Furthermore, many emergency care professionals aren’t adequately trained to assess and treat mental illness or interact with people in psychiatric crisis and don’t know about the laws that protect people seeking treatment, according to Mary Faithfull, executive director of Advocacy, Inc.

 

“This unfortunate collision of circumstances can have dangerous consequences for people in crisis at a time when they are most vulnerable and have nowhere else to go. The foundation’s grant will enable us to work with hospitals and consumers in Austin to improve emergency room services for people experiencing a psychiatric crisis,” Faithfull said.

 

Advocacy, Inc. plans to join with consumers and hospital staff in the Austin area to identify and prioritize concerns. The group then will work with Susan Stefan, a nationally known expert in psychiatric crisis care from the Massachusetts-based Center for Public Representation, to adopt policies and standards for care and train hospital staff.

 

The project developed in Austin can serve as a model for improving psychiatric crisis care in other Texas communities, Faithfull said.

 

“Our emergency rooms and the professionals who staff them have become part of the mental health care system in Texas.
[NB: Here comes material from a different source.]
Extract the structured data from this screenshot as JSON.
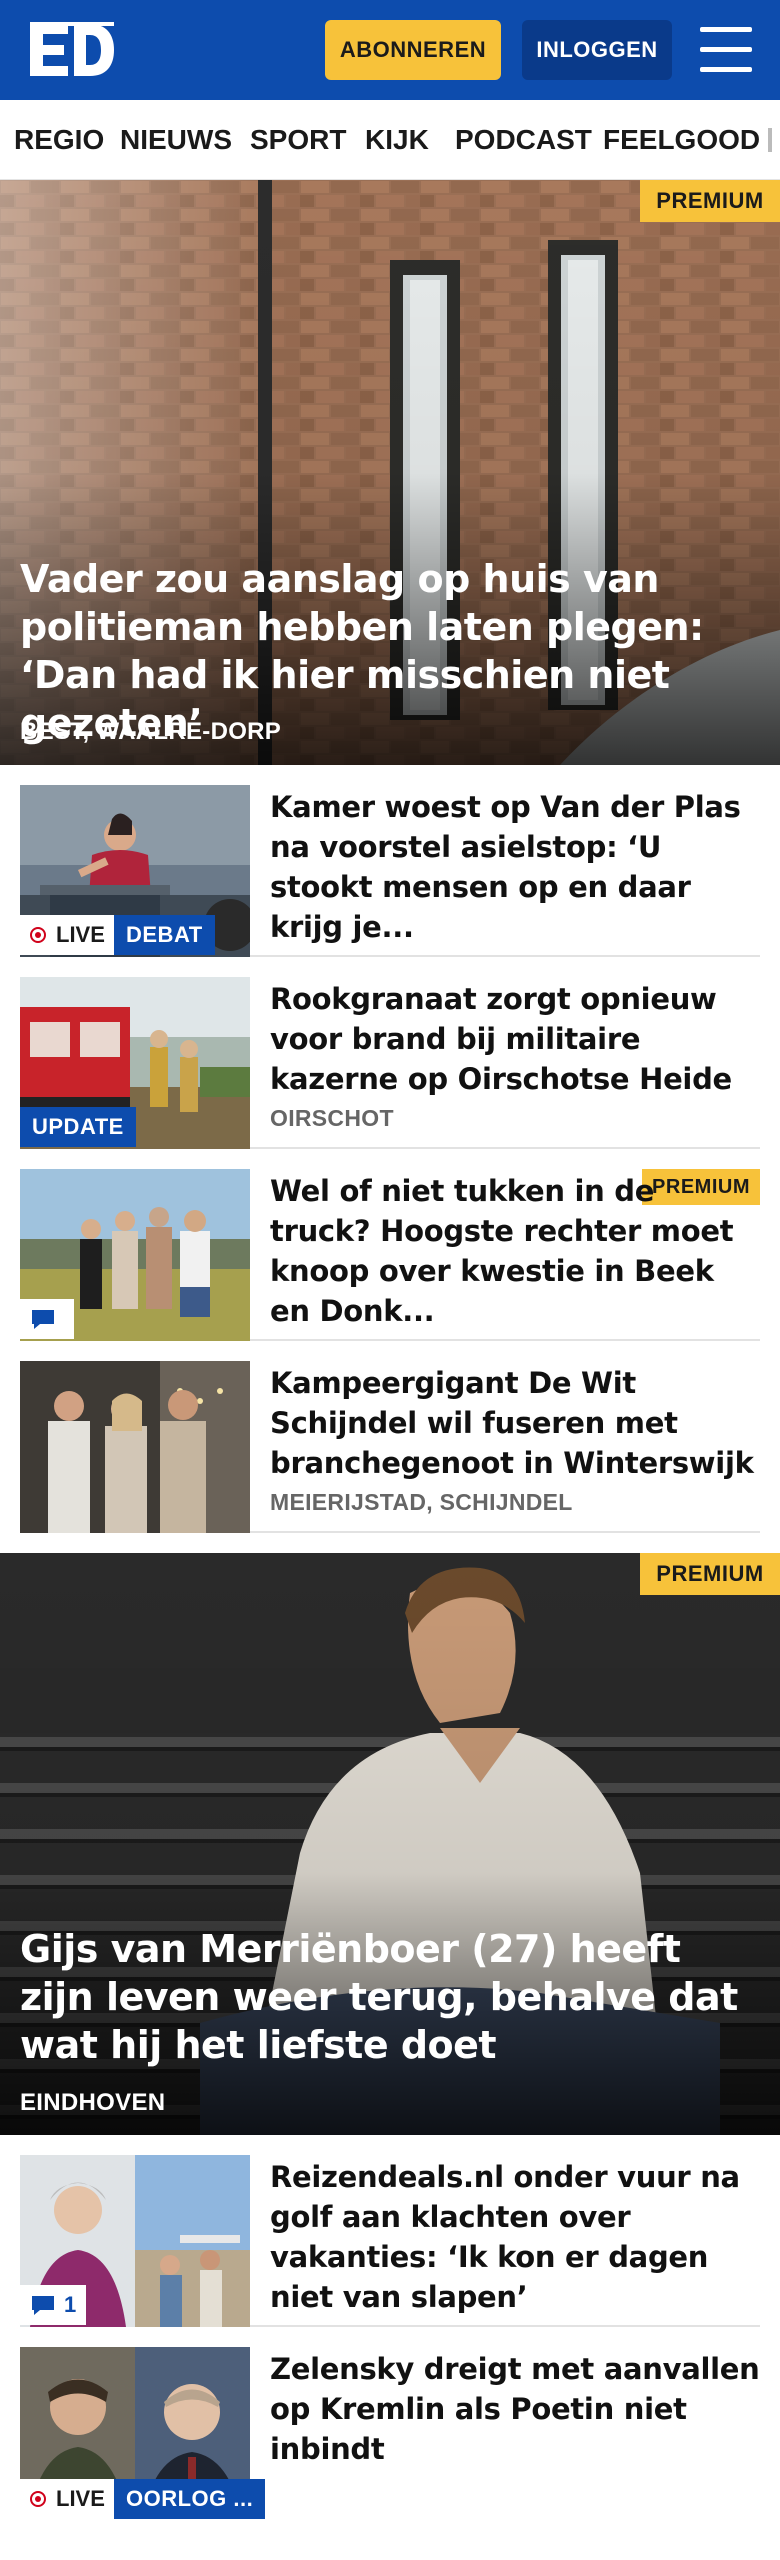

All Texans should expect and deserve ethical, equitable and appropriate mental health care,” Martinez said. “This grant will help identify how to improve the delivery of psychiatric services in an emergency room setting.”

 

The Hogg Foundation was founded in 1940 by Miss Ima Hogg, daughter of former Texas Governor James Stephen Hogg, to promote improved mental health for the people of Texas. The foundation’s grants and programs support mental health consumer services, research, policy analysis and public education projects in Texas. The foundation is part of the Division of Diversity and Community Engagement at The University of Texas at Austin.